Neuss: Den Baustart verschleppt

Neuss: Den Baustart verschleppt

Das alte Vereinsheim der SVG Weissenberg weicht einem Kita-Neubau. Die gegebenen Zusagen der Stadt stehen aus.

An der Hubert-Schäfer-Sportanlage in Weißenberg stehen alle Zeichen auf Abbruch. Das alte Vereinsheim soll verschwinden und an seiner Stelle ein neuer Kindergarten gebaut werden. Doch die Rahmenbedingungen, die der SVG Weissenberg als Sportverein mit Heimrecht auf der Anlage an der Neusser Weyhe zugesichert wurden, sind bis heute nicht geschaffen. So gab es zwar Montag nicht den angekündigten Abbruchbeginn, dafür gestern - mal wieder - einen Behördentermin vor Ort. "Wir sind stinkesauer", betont Hans-Josef Holtappels, Vorsitzender der Sportvereinigung.

Schon im Sportausschuss hatte Notker Becker vergangene Woche auf die nicht eingehaltenen Versprechen der Stadt hingewiesen. Der Eingang wurde noch nicht verlegt, die Garagen, die für Gerät gebraucht werden, noch nicht gebaut und der neue Zugang noch nicht beleuchtet, rügte er. "Ist sichergestellt, dass der Sportbetrieb gewährleistet ist, wenn der Abbruch beginnt?", fragte Becker.

"Das wird schon klappen", versichert Planungsdezernent Christoph Hölters, der in das Projekt aber nur noch am Rande eingebunden ist. Denn der Bau des Kindergartens wurde zur Entlastung des Gebäudemanagements an den Neusser Bauverein übertragen, während Zugang und dergleichen Sache des Sportamtes sei und damit nicht in sein Ressort falle.

Mit dieser Veränderungen der Zuständigkeiten ist die Verzögerung wohl zum Teil zu erklären. Hinzu kommt, dass das Projekt größer geworden ist, als es das Stichwort Kita-Neubau ausdrückt.
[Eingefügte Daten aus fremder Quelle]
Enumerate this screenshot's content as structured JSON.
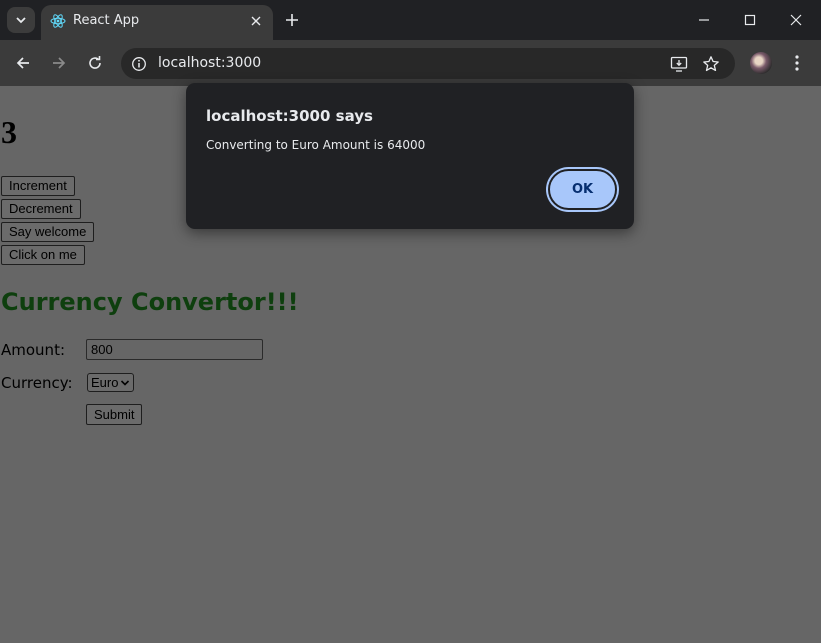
{
  "browser": {
    "tab_title": "React App",
    "url": "localhost:3000",
    "icons": {
      "tab_search": "chevron-down-icon",
      "favicon": "react-logo-icon",
      "tab_close": "close-icon",
      "new_tab": "plus-icon",
      "minimize": "minimize-icon",
      "maximize": "maximize-icon",
      "close": "close-icon",
      "back": "back-arrow-icon",
      "forward": "forward-arrow-icon",
      "reload": "reload-icon",
      "site_info": "info-icon",
      "install": "install-app-icon",
      "bookmark": "star-icon",
      "menu": "kebab-menu-icon"
    }
  },
  "page": {
    "counter": "3",
    "buttons": [
      "Increment",
      "Decrement",
      "Say welcome",
      "Click on me"
    ],
    "currency_title": "Currency Convertor!!!",
    "amount_label": "Amount:",
    "amount_value": "800",
    "currency_label": "Currency:",
    "currency_selected": "Euro",
    "submit_label": "Submit"
  },
  "dialog": {
    "title": "localhost:3000 says",
    "message": "Converting to Euro Amount is 64000",
    "ok_label": "OK"
  },
  "colors": {
    "page_overlay": "#666666",
    "heading_green": "#0e3f0e",
    "ok_button": "#a8c7fa",
    "dialog_bg": "#202124"
  }
}
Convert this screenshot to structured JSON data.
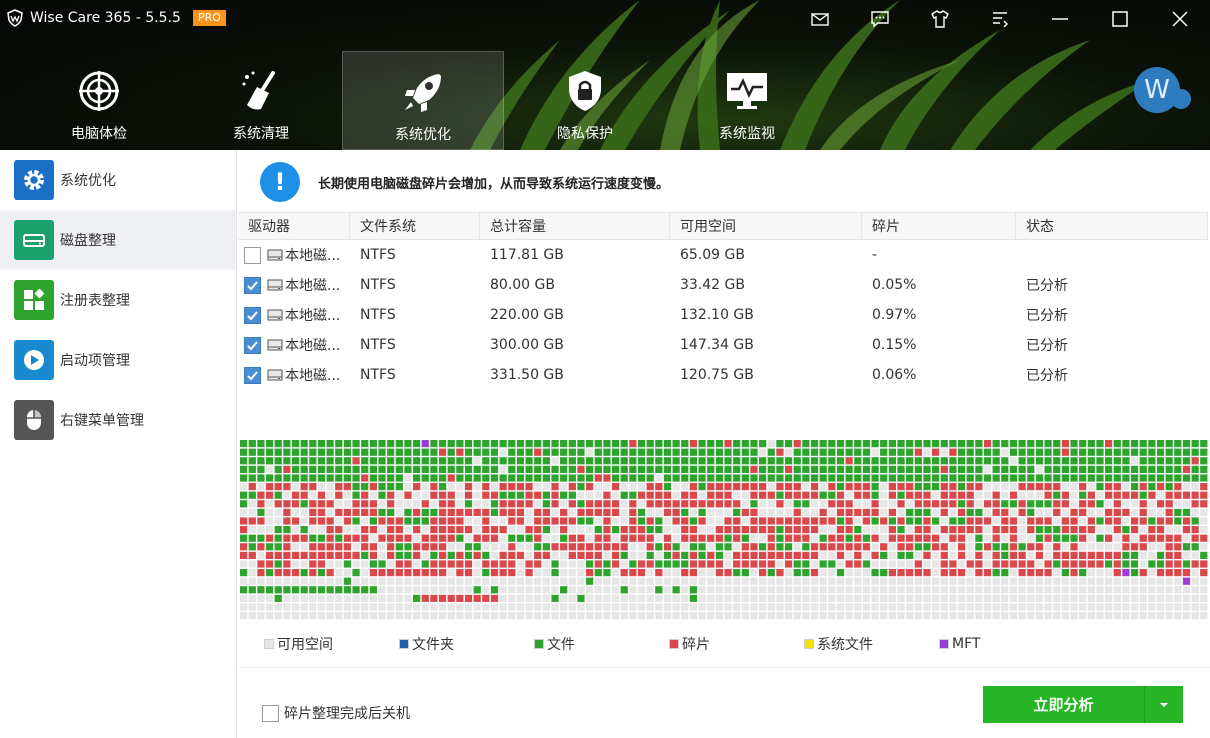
{
  "app": {
    "title": "Wise Care 365 - 5.5.5",
    "badge": "PRO"
  },
  "window_controls": [
    "mail-icon",
    "feedback-icon",
    "skin-icon",
    "menu-icon",
    "minimize-icon",
    "maximize-icon",
    "close-icon"
  ],
  "nav": [
    {
      "label": "电脑体检",
      "icon": "checkup-icon"
    },
    {
      "label": "系统清理",
      "icon": "broom-icon"
    },
    {
      "label": "系统优化",
      "icon": "rocket-icon",
      "active": true
    },
    {
      "label": "隐私保护",
      "icon": "privacy-icon"
    },
    {
      "label": "系统监视",
      "icon": "monitor-icon"
    }
  ],
  "user": {
    "avatar_letter": "W"
  },
  "sidebar": [
    {
      "label": "系统优化",
      "icon": "gear-icon",
      "color": "#1a6fc7"
    },
    {
      "label": "磁盘整理",
      "icon": "disk-icon",
      "color": "#1aa06d",
      "active": true
    },
    {
      "label": "注册表整理",
      "icon": "registry-icon",
      "color": "#2ea42e"
    },
    {
      "label": "启动项管理",
      "icon": "play-icon",
      "color": "#1a8ad0"
    },
    {
      "label": "右键菜单管理",
      "icon": "mouse-icon",
      "color": "#555555"
    }
  ],
  "info": {
    "text": "长期使用电脑磁盘碎片会增加，从而导致系统运行速度变慢。"
  },
  "table": {
    "headers": [
      "驱动器",
      "文件系统",
      "总计容量",
      "可用空间",
      "碎片",
      "状态"
    ],
    "rows": [
      {
        "checked": false,
        "drive": "本地磁...",
        "fs": "NTFS",
        "total": "117.81 GB",
        "free": "65.09 GB",
        "frag": "-",
        "status": ""
      },
      {
        "checked": true,
        "drive": "本地磁...",
        "fs": "NTFS",
        "total": "80.00 GB",
        "free": "33.42 GB",
        "frag": "0.05%",
        "status": "已分析"
      },
      {
        "checked": true,
        "drive": "本地磁...",
        "fs": "NTFS",
        "total": "220.00 GB",
        "free": "132.10 GB",
        "frag": "0.97%",
        "status": "已分析"
      },
      {
        "checked": true,
        "drive": "本地磁...",
        "fs": "NTFS",
        "total": "300.00 GB",
        "free": "147.34 GB",
        "frag": "0.15%",
        "status": "已分析"
      },
      {
        "checked": true,
        "drive": "本地磁...",
        "fs": "NTFS",
        "total": "331.50 GB",
        "free": "120.75 GB",
        "frag": "0.06%",
        "status": "已分析"
      }
    ]
  },
  "legend": [
    {
      "label": "可用空间",
      "color": "#e6e6e6"
    },
    {
      "label": "文件夹",
      "color": "#1f5faa"
    },
    {
      "label": "文件",
      "color": "#2ea42e"
    },
    {
      "label": "碎片",
      "color": "#d9484a"
    },
    {
      "label": "系统文件",
      "color": "#f2e20a"
    },
    {
      "label": "MFT",
      "color": "#9b3bd6"
    }
  ],
  "options": {
    "shutdown_label": "碎片整理完成后关机"
  },
  "actions": {
    "analyze_label": "立即分析"
  },
  "colors": {
    "accent": "#25b525",
    "info": "#1e90e8"
  }
}
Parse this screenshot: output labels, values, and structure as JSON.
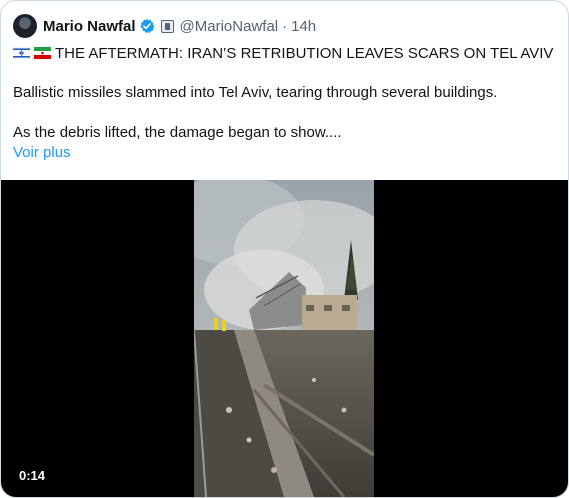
{
  "tweet": {
    "author_name": "Mario Nawfal",
    "handle": "@MarioNawfal",
    "separator": "·",
    "time": "14h",
    "headline": "THE AFTERMATH: IRAN’S RETRIBUTION LEAVES SCARS ON TEL AVIV",
    "paragraph1": "Ballistic missiles slammed into Tel Aviv, tearing through several buildings.",
    "paragraph2": "As the debris lifted, the damage began to show....",
    "show_more": "Voir plus"
  },
  "media": {
    "duration": "0:14"
  },
  "icons": {
    "verified": "verified-badge-icon",
    "affiliate": "affiliate-badge-icon",
    "flag1": "israel-flag-icon",
    "flag2": "iran-flag-icon"
  },
  "colors": {
    "link": "#1d9bf0",
    "secondary_text": "#536471",
    "border": "#cfd9de"
  }
}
Gleichwohl beschäftigt das Thema Stadt und Verein schon Jahre. Der Erbpachtvertrag, mit dem die Fläche des Vereinsheims für eine neue Nutzung aus dem Sportpark herausfiletiert wurde, datiert aus dem Jahr 2014, die konkreten Verhandlungen etwa zur Verlagerung des Haupteingangs begannen nach Holtappels Darstellung am 16. Oktober 2016. Ihn erbost deshalb, dass die Verwaltung das Angebot für die beiden Geräte-Garagen, die der Verein auch noch mitbezahlen muss, nicht akzeptiert, ihm zum gestrigen Termin vielmehr nur zwei weitere Firmen genannt wurden - die er jetzt noch um ein Angebot bitten soll. "Also das ist so etwas von unbefriedigend", sagt Holtappels.

17.000 Euro sollen die Garagen kosten. Sie entstehen als Ersatz für Räume im alten Vereinsheim, die die SVG noch nutzt. 85.000 Euro wiederum veranschlagt die Stadt für die Verlegung des Haupteinganges um etwa 300 Meter - direkt neben die Fackelbauhalle der Schützen. Dort müsste auch ein neues Kassenhäuschen entstehen. Die Verlegung wäre doppelt sinnvoll, sagt Holtappels, denn so wird der Sportbetrieb nicht durch Abbruch- und Neubauarbeiten und im Anschluss durch den Betrieb der Kita gestört, während Zuschauer bei Sportevents ihre Autos künftig am Nordbad parken und die Bezirkssportanlage einfacher erreichen können.

Gegen einen baldigen Abbruch des Vereinsheimes spricht noch, dass von dort aus die Flutlichtanlage gesteuert wird. Diese Technik müsste noch ins neue Vereinsheim verlegt werden. Zudem ist die Heizung im alten Heim über einen Contracting-Verlag nur geleast worden, muss also noch ausgebaut werden.

Dirk Reimann vom Bauverein geht aber davon aus, dass der Abbruch noch im laufenden Monat startet - und die 2,8 Millionen Euro teure neue Kita zum Beginn des Kindergartenjahres am 1. August 2019 fertig wird. Seine Joker: Ein Generalunternehmer, mit dem der Bauverein schon gut zusammengearbeitet hat - und Architekt Markus Schmale. Der hat für das städtische Tochterunternehmen bereits einige Kitas gebaut. "Bei ihm kann man die Uhr danach stellen, dass er pünktlich fertig wird", sagt Reimann.